Bisnis.com, JAKARTA - Industri perbankan mesti lebih kreatif dalam menjaga likuiditas. Pasalnya, pemerintah berencana menghimpun pendanaan yang cukup besar melalui penerbitan surat berharga pada awal tahun.
Pemerintah juga menyatakan akan memberikan stimulus senilai Rp10,3 triliun ke sejumlah sektor yang terdampak perlambatan akibat virus corona, seperti pariwisata, transportasi, dan properti.
Ekonom Institute for Development of Economics and Finance (Indef) Bhima Yudhistira memperkirakan akan ada kemungkinan pemerintah melakukan front loading jika melihat penerimaan pajak yang outlook-nya rendah.
Dengan demikian, perlu diperhatikan konsekuensi akan meningkatnya pembiayaan utang dan penarikan utang yang berlebihan. Hal ini akan menyebabkan crowding out pada perbankan, sehingga likuiditas di pasar mengetat.
"Jika melihat penerimaan pajak dengan outlook rendah dan pemerintah juga perlu menjaga cash flow, sehingga opsi front loading tidak terhindarkan lagi," katanya kepada Bisnis, Selasa (10/3/2020).

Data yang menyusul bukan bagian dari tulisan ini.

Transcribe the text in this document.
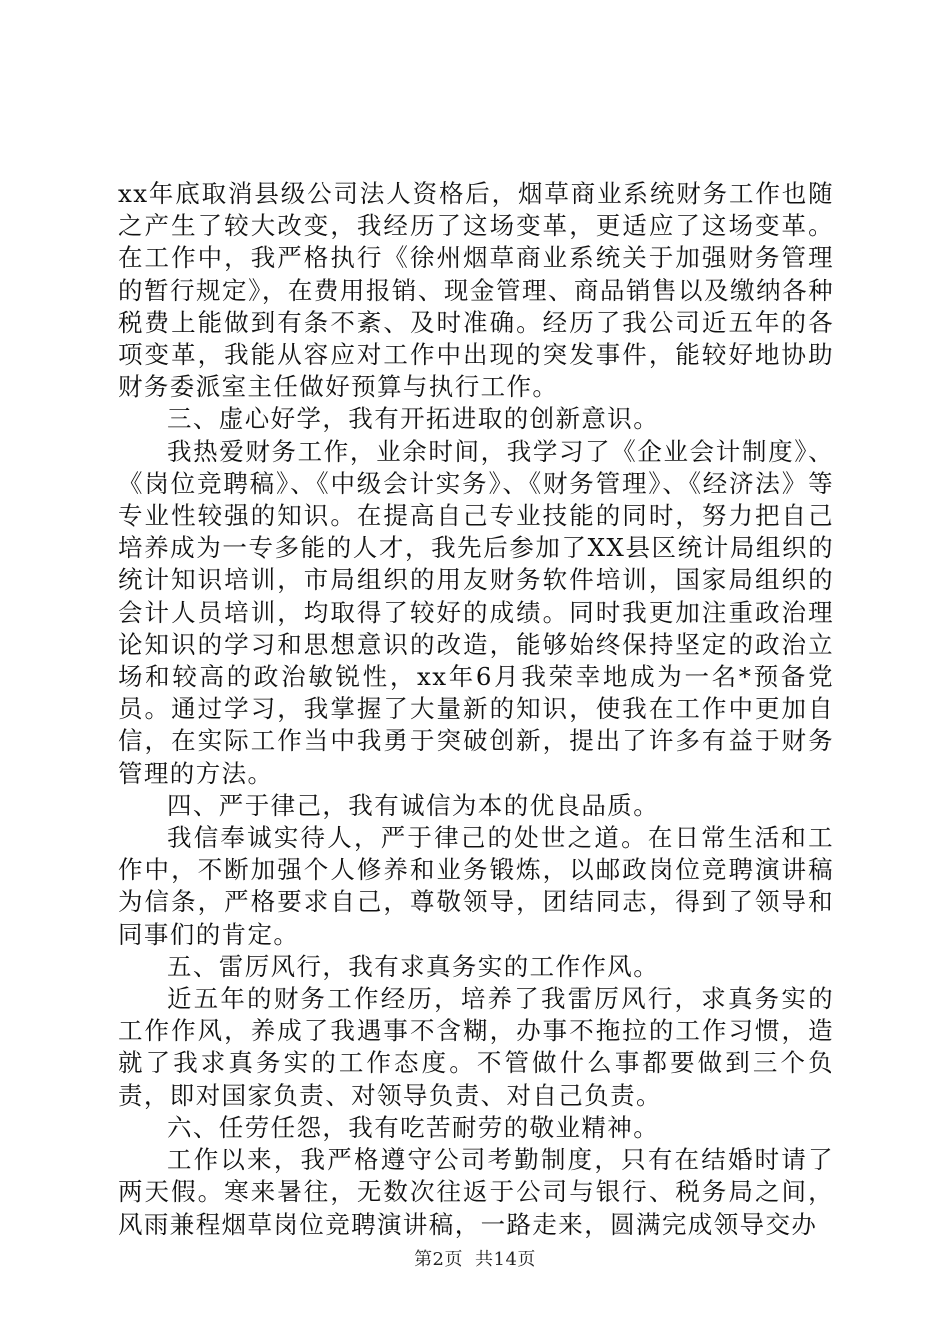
xx年底取消县级公司法人资格后，烟草商业系统财务工作也随之产生了较大改变，我经历了这场变革，更适应了这场变革。在工作中，我严格执行《徐州烟草商业系统关于加强财务管理的暂行规定》，在费用报销、现金管理、商品销售以及缴纳各种税费上能做到有条不紊、及时准确。经历了我公司近五年的各项变革，我能从容应对工作中出现的突发事件，能较好地协助财务委派室主任做好预算与执行工作。

三、虚心好学，我有开拓进取的创新意识。

我热爱财务工作，业余时间，我学习了《企业会计制度》、《岗位竞聘稿》、《中级会计实务》、《财务管理》、《经济法》等专业性较强的知识。在提高自己专业技能的同时，努力把自己培养成为一专多能的人才，我先后参加了XX县区统计局组织的统计知识培训，市局组织的用友财务软件培训，国家局组织的会计人员培训，均取得了较好的成绩。同时我更加注重政治理论知识的学习和思想意识的改造，能够始终保持坚定的政治立场和较高的政治敏锐性，xx年6月我荣幸地成为一名*预备党员。通过学习，我掌握了大量新的知识，使我在工作中更加自信，在实际工作当中我勇于突破创新，提出了许多有益于财务管理的方法。

四、严于律己，我有诚信为本的优良品质。

我信奉诚实待人，严于律己的处世之道。在日常生活和工作中，不断加强个人修养和业务锻炼，以邮政岗位竞聘演讲稿为信条，严格要求自己，尊敬领导，团结同志，得到了领导和同事们的肯定。

五、雷厉风行，我有求真务实的工作作风。

近五年的财务工作经历，培养了我雷厉风行，求真务实的工作作风，养成了我遇事不含糊，办事不拖拉的工作习惯，造就了我求真务实的工作态度。不管做什么事都要做到三个负责，即对国家负责、对领导负责、对自己负责。

六、任劳任怨，我有吃苦耐劳的敬业精神。

工作以来，我严格遵守公司考勤制度，只有在结婚时请了两天假。寒来暑往，无数次往返于公司与银行、税务局之间，风雨兼程烟草岗位竞聘演讲稿，一路走来，圆满完成领导交办

第2页 共14页
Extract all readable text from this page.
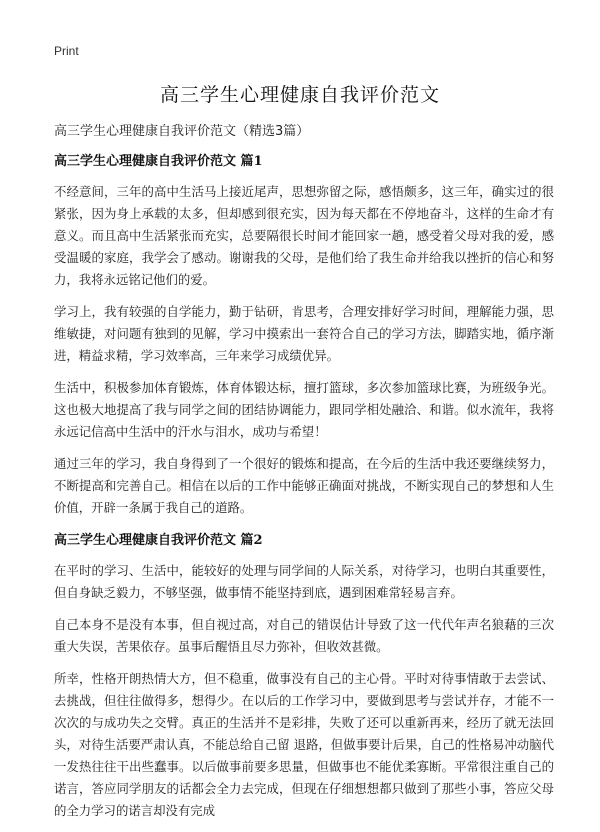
Print
高三学生心理健康自我评价范文
高三学生心理健康自我评价范文（精选3篇）
高三学生心理健康自我评价范文 篇1

不经意间，三年的高中生活马上接近尾声，思想弥留之际，感悟颇多，这三年，确实过的很紧张，因为身上承载的太多，但却感到很充实，因为每天都在不停地奋斗，这样的生命才有意义。而且高中生活紧张而充实，总要隔很长时间才能回家一趟，感受着父母对我的爱，感受温暖的家庭，我学会了感动。谢谢我的父母，是他们给了我生命并给我以挫折的信心和努力，我将永远铭记他们的爱。

学习上，我有较强的自学能力，勤于钻研，肯思考，合理安排好学习时间，理解能力强，思维敏捷，对问题有独到的见解，学习中摸索出一套符合自己的学习方法，脚踏实地，循序渐进，精益求精，学习效率高，三年来学习成绩优异。

生活中，积极参加体育锻炼，体育体锻达标，擅打篮球，多次参加篮球比赛，为班级争光。这也极大地提高了我与同学之间的团结协调能力，跟同学相处融洽、和谐。似水流年，我将永远记信高中生活中的汗水与泪水，成功与希望！

通过三年的学习，我自身得到了一个很好的锻炼和提高，在今后的生活中我还要继续努力，不断提高和完善自己。相信在以后的工作中能够正确面对挑战，不断实现自己的梦想和人生价值，开辟一条属于我自己的道路。

高三学生心理健康自我评价范文 篇2

在平时的学习、生活中，能较好的处理与同学间的人际关系，对待学习，也明白其重要性，但自身缺乏毅力，不够坚强，做事情不能坚持到底，遇到困难常轻易言弃。

自己本身不是没有本事，但自视过高，对自己的错误估计导致了这一代代年声名狼藉的三次重大失误，苦果依存。虽事后醒悟且尽力弥补，但收效甚微。

所幸，性格开朗热情大方，但不稳重，做事没有自己的主心骨。平时对待事情敢于去尝试、去挑战，但往往做得多，想得少。在以后的工作学习中，要做到思考与尝试并存，才能不一次次的与成功失之交臂。真正的生活并不是彩排，失败了还可以重新再来，经历了就无法回头，对待生活要严肃认真，不能总给自己留 退路，但做事要计后果，自己的性格易冲动脑代一发热往往干出些蠢事。以后做事前要多思量，但做事也不能优柔寡断。平常很注重自己的诺言，答应同学朋友的话都会全力去完成，但现在仔细想想都只做到了那些小事，答应父母的全力学习的诺言却没有完成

Di samping itu, Bhima menjelaskan, pemerintah juga masih perlu menjaga arus kas sehingga stimulus yang diberikan tidak menganggu belanja rutin, seperti belanja pegawai dan barang.
Baca Juga
Oleh karena itu, dalam mengantisipasi potensi pengetatan, bank harus lebih kreatif lagi menjaga likuiditas, misalnya dengan lebih aktif menghimpun dana non-konvensional.
Menurutnya, opsi yang dapat dilakukan bank di antaranya dengan penerbitan saham atau rights issue, memacu wealth management, atau dengan melakukan penerbitan surat utang jangka menengah (medium term note/MTN).
Pada kesempatan berbeda, Presiden Direktur PT Bank Mayapada International Tbk. Haryono Tjahjarijadi berpendapat likuiditas bank akan tetap terjaga jika front loading pemerintah dilakukan dengan nilai yang tidak signifikan.
"Tergantung berapa besar jumlahnya dan kalau tidak signifikan seharusnya tetap aman," jelasnya.
Meski demikian, menurut Haryono, likuiditas perbankan saat ini masih terjaga dengan baik karena bank juga belum sepenuhnya melakukan ekspansi kredit. Bank masih berhati-hati karena hampir seluruh sektor terpengaruh oleh virus corona.
Sementara itu, Ekonom Bank Permata Josua Pardede mengatakan jika melihat suku bunga pasar uang antar bank (PUAB) yang diikuti suku bunga perbankan, mengindikasikan kondisi likuiditas di pasar uang dan perbankan cenderung memadai.
Suku bunga PUAB overnight turun sebesar 103 bps menjadi 4,81 persen dan suku bunga JIBOR tenor 1 minggu turun sebesar 119 bps menjadi 5,05 persen sejak akhir Juni 2019.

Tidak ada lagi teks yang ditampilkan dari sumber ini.